In trying to show that a particular program "works," for example,
she repeatedly commits the cardinal sin of advocates on the left and right:
confusing correlation with cause. A program reduces the number of
low-birth-weight babies among women who obtain coupons for discounted baby goods
in return for having pre- and post-natal exams, with no recognition that the
women who take the trouble to use the coupons are likely to be more concerned
about their health and that of their babies anyway; a program reduces child
abuse by almost 80 percent among mothers who allow home visits, with no
suggestion that the acceptance of help might set these parents apart from those
who refused; children who watch Sesame Street do better on math and verbal tests
than children who watch cartoons and adult programming, with no thought that
parents who encourage their child to watch educational programs may also pay
more attention to learning; and so forth.
Moreover, many of the programs she wholeheartedly endorses have
documented shortcomings, well-known in the academic community. In one
particularly egregious case, Mrs. Clinton describes how, by age 3, the Abe-
cedarian preschool project in Chapel Hill, N.C., raised IQs by 17 points
compared to the control group's. She goes on to say, "Even more significant than
these impressive gains is their durability: the differences in IQ persisted a
decade later." If only that were true. As the children got older, the gap
between the experimental and control groups narrowed to 7.6 IQ points at age 5
and to a statistically insignificant 4.6 points at age 15.

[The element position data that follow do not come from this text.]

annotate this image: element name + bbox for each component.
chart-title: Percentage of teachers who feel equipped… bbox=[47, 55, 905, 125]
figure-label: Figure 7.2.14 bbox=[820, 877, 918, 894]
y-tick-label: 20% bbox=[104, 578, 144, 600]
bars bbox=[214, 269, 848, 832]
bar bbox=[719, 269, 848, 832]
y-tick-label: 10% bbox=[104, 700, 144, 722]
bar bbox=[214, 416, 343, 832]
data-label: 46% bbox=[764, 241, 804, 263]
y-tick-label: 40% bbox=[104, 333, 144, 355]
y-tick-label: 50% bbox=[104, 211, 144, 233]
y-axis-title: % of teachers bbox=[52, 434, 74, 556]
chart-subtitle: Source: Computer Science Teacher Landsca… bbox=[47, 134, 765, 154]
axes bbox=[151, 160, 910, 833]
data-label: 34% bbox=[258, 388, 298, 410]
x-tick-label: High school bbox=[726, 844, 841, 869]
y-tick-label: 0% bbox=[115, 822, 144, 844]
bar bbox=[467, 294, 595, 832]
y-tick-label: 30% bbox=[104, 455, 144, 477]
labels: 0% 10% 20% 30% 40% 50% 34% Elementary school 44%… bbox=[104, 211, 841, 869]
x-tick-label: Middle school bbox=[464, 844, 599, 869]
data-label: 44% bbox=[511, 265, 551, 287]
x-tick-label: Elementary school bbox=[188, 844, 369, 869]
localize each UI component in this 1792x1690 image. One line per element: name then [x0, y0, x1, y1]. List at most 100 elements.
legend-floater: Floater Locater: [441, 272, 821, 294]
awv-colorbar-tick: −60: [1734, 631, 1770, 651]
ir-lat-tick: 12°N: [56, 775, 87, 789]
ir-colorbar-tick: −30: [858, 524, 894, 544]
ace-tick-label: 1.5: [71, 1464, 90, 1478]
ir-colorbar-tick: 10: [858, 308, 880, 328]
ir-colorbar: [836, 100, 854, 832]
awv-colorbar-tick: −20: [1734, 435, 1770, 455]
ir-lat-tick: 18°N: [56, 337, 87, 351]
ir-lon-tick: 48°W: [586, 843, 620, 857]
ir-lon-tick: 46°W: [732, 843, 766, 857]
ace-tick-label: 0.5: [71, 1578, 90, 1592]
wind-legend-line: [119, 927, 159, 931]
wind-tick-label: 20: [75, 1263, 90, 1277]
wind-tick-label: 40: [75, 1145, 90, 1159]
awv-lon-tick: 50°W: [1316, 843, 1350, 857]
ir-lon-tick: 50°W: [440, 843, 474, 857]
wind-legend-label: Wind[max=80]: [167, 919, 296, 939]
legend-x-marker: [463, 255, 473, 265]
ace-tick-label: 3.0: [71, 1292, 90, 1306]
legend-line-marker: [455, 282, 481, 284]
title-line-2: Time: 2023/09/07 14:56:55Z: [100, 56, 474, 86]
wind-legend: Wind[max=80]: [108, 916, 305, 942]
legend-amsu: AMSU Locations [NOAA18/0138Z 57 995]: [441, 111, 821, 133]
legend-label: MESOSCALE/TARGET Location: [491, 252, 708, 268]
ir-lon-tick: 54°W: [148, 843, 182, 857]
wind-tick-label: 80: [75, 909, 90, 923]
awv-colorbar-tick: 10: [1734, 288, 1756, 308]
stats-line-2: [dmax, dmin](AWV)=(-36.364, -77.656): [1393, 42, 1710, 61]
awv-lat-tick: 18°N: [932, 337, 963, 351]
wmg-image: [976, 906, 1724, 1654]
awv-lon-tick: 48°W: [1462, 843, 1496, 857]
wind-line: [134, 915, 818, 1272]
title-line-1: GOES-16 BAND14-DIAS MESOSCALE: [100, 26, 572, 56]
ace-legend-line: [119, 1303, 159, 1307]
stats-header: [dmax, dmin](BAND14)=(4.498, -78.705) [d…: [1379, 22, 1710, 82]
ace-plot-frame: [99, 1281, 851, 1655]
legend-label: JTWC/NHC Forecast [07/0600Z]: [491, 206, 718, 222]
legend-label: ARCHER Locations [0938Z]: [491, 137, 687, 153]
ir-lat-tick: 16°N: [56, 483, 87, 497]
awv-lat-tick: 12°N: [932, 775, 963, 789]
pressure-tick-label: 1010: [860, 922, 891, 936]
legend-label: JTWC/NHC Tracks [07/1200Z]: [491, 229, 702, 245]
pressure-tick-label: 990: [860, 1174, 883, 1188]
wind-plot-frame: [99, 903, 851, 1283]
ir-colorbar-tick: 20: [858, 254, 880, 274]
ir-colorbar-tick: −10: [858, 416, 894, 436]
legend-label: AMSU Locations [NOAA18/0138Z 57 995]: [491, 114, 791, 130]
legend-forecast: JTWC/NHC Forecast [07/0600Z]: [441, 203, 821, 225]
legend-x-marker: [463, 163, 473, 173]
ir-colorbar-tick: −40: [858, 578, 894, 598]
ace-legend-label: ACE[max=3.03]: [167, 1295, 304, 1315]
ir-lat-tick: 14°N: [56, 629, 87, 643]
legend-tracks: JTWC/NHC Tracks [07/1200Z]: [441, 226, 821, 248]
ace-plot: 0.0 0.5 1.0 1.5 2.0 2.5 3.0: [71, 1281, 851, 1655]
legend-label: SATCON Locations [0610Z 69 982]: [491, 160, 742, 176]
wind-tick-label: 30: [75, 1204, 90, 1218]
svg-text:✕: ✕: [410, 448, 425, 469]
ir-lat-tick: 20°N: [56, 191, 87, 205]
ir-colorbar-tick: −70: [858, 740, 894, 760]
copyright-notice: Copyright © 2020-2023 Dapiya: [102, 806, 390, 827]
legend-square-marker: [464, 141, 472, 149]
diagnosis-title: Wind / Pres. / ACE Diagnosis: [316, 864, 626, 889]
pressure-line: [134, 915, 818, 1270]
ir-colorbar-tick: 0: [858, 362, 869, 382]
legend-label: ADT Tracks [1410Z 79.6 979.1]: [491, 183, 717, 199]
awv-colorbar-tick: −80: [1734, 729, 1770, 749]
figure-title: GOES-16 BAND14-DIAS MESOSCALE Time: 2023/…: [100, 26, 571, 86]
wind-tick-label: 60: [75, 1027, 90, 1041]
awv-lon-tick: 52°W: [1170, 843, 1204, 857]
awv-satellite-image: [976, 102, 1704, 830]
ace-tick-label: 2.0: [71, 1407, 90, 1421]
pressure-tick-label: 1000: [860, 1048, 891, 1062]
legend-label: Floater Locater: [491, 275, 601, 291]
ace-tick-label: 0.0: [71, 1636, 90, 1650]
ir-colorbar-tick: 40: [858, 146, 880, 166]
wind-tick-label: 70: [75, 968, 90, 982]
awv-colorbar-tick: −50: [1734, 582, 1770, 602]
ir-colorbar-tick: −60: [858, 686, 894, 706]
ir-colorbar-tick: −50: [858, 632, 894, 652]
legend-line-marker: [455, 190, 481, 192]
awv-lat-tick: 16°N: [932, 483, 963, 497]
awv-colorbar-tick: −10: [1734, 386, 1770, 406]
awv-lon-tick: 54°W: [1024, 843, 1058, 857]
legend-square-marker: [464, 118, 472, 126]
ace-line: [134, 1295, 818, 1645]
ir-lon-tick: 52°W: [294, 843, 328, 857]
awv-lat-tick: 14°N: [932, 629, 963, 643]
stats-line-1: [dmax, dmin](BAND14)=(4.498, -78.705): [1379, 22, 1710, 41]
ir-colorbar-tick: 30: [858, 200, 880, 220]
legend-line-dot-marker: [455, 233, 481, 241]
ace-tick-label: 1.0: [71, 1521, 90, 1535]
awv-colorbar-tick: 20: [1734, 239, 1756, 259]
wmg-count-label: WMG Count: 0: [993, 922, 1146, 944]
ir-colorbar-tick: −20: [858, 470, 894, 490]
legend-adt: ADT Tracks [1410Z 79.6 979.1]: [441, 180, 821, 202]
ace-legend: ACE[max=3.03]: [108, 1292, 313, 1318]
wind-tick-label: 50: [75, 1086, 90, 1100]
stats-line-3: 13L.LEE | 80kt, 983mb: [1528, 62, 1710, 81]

According to the White House, Mrs. Clinton's manuscript was vetted
by many people, including the president and senior members of her staff (on
their own time). That such mistakes remained is a meta- phor for why so many of
the policies proposed by her in the administration's first two years fared so
poorly. In the months to come, some reviewers (and not just her political
enemies) will surely -- and justifiably -- focus on them as reasons for ignoring
her policy prescriptions.
Nevertheless, I came away from this book liking Hillary Rodham
Clinton. Even as I was frustrated by her failure to subject her policy beliefs
to critical examination, I was taken by her earnestly expressed concern for
children and commitment to her own family. How can one parent not like another
who pens the following line? "As the mother of a teenager, I felt very lucky
indeed that my fifteen-year-old was willing to spend ten days with me" -- even
if it was on a trip through South Asia.
Maybe Mrs. Clinton is too much of a village nanny for her own
good, and maybe the president and the Democratic Party would be better off if
she took a tougher look at her favorite social programs. But there is no denying
her basic point: Children need a good start in life, and too many aren't getting
one.
Douglas J. Besharov is a resident scholar at the American
Enterprise Institute for Public Policy Research and a visiting professor at the
University of Maryland's School of Public Affairs. He was the first director of
the U.S. National Center on Child Abuse and Neglect. His most recent book is
"Recognizing Child Abuse: A Guide for the Concerned."